Andy Greenwald, who reports about television for the sports and entertainment website Grantland, recently watched his first episode of “Duck Dynasty.” In his article “All It’s Quacked Up to Be,” he wrote, “I expected artificial sweetener and was surprised to find real sugar.”

“(The show’s) unpreachy but insistent message of Christianity and family values and its refusal to equate the simple life with being simple-minded (is) anachronistic,” Greenwald continued. “It's a delicate line … but the truth is, no one, not the shock merchants at Fox or the boundary-pushers at HBO, has ever been able to tamper with television's universal secret sauce: We like watching people who like each other; we're only able to truly invest in a show that is invested in the relationships between its characters; and all successful series are, in essence, about family.”

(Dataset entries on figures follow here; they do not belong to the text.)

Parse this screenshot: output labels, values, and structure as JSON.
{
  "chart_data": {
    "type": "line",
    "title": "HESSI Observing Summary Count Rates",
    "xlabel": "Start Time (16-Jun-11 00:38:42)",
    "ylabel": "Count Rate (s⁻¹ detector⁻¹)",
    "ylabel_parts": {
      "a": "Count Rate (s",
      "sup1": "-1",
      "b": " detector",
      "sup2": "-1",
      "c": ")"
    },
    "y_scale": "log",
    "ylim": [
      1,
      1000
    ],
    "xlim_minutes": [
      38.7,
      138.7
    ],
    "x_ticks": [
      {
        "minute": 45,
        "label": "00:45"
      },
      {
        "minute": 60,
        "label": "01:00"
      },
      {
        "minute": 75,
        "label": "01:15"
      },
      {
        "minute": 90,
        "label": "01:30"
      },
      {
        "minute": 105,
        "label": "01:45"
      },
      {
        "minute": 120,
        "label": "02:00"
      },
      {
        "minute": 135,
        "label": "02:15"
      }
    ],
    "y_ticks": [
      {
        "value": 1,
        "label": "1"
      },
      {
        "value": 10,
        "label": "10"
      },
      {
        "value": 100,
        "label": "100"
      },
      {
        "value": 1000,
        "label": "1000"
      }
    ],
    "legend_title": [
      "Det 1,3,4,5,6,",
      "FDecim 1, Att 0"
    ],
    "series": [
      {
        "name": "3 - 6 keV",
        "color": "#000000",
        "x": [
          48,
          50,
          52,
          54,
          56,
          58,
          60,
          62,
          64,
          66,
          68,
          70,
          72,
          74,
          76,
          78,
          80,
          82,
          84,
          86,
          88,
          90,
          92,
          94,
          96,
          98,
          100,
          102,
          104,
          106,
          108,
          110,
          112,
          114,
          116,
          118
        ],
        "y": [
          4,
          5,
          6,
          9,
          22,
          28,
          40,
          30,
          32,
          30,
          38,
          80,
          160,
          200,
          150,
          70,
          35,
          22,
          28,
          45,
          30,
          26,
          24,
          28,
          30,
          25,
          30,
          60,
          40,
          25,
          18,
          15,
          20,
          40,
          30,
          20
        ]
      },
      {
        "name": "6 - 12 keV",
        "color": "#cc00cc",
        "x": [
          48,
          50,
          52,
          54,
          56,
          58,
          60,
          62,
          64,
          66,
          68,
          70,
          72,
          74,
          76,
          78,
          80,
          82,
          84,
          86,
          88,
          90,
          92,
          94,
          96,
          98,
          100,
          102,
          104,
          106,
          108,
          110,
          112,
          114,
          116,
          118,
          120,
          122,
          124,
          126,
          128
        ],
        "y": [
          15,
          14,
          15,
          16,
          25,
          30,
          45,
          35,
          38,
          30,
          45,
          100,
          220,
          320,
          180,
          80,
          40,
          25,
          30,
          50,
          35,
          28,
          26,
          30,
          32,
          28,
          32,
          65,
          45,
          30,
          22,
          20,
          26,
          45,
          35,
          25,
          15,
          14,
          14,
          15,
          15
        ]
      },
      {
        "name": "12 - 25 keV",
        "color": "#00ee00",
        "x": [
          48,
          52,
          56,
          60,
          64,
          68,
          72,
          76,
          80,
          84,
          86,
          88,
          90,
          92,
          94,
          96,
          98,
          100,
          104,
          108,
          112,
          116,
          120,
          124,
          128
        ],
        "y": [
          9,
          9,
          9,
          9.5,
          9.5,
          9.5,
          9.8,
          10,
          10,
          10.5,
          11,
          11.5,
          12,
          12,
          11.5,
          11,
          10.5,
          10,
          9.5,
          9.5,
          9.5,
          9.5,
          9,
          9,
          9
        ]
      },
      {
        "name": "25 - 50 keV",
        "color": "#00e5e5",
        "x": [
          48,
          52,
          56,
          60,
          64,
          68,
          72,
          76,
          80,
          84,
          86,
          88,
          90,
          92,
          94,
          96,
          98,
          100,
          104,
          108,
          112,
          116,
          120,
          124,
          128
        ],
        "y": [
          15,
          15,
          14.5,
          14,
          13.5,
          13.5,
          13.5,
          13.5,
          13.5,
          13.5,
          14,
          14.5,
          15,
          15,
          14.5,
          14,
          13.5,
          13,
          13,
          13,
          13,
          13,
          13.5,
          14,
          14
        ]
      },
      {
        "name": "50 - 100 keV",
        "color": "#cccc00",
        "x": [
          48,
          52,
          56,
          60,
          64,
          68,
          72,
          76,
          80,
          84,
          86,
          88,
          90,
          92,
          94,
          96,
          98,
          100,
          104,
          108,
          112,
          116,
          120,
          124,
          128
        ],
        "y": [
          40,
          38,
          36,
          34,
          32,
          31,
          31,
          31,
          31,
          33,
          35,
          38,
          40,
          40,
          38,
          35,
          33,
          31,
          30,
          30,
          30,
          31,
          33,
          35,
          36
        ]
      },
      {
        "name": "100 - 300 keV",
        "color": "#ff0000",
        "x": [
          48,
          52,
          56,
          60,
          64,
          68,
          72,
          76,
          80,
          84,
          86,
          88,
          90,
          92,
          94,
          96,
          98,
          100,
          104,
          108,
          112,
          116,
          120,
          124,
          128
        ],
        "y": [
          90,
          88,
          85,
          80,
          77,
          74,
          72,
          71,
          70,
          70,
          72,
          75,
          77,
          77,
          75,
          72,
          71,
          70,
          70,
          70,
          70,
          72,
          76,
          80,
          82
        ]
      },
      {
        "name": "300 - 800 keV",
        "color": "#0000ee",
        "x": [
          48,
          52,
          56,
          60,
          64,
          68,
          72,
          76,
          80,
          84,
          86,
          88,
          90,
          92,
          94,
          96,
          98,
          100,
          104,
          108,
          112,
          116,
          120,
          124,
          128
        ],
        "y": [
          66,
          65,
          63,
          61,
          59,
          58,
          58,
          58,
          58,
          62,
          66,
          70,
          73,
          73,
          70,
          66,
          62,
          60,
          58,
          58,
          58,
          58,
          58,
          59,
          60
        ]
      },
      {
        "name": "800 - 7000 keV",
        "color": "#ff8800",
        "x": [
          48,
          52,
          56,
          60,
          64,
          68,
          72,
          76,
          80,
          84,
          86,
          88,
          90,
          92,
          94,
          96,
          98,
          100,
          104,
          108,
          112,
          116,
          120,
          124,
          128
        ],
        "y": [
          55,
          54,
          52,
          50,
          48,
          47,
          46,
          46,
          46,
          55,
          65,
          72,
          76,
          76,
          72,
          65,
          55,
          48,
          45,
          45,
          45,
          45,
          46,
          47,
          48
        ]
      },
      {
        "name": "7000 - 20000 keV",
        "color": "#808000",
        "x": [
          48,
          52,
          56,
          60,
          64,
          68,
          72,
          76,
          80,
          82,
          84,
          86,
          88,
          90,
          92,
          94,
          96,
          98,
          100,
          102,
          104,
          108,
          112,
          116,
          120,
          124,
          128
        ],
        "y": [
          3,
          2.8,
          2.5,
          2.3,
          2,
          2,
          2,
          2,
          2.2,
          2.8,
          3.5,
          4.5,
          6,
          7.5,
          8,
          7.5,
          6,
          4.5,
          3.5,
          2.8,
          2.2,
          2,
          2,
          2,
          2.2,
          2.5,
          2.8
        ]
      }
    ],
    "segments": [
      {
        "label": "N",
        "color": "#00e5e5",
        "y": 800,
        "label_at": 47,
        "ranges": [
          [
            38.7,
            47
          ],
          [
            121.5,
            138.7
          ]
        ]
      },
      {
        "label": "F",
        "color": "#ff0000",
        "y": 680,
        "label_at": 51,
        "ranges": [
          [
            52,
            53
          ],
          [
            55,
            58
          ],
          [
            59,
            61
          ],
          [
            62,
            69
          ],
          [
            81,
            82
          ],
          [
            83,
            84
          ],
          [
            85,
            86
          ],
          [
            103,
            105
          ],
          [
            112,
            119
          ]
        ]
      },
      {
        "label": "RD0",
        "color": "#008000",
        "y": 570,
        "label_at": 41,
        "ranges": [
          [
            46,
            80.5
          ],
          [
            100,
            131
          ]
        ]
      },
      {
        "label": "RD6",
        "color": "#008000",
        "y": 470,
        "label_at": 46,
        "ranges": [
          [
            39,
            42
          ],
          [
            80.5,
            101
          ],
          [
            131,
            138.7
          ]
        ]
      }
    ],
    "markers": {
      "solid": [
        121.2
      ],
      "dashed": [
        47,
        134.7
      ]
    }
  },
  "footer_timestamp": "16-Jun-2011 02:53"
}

Earlier this month the Deseret News’ Sarah Petersen reported, “The Robertson family hasn't been shy about living their faith on their hit TV reality show, ‘Duck Dynasty.’ In fact, the show has become known for ending each episode at the dinner table as a family, in prayer.”

The Christian Post recently published an article that revisited an Aug. 1 interview in which two of the stars of “Duck Dynasty,” Jase and Missy Robertson, spoke openly about their belief in and adherence to abstinence before marriage.

“We were both virgins when we got married until our wedding night,” Jase Robertson said. “We decided to do it God's way and basically had a godly agreement that we would help each other get to heaven.”

The Washington Post reported Thursday that the “Duck Dynasty” viewership skews heavily toward a GOP demographic: “Republicans were about 50 percent more likely to tune in to the season premiere than Democrats, and Republicans who always vote in statewide elections were almost twice as likely to tune in than were Democrats.”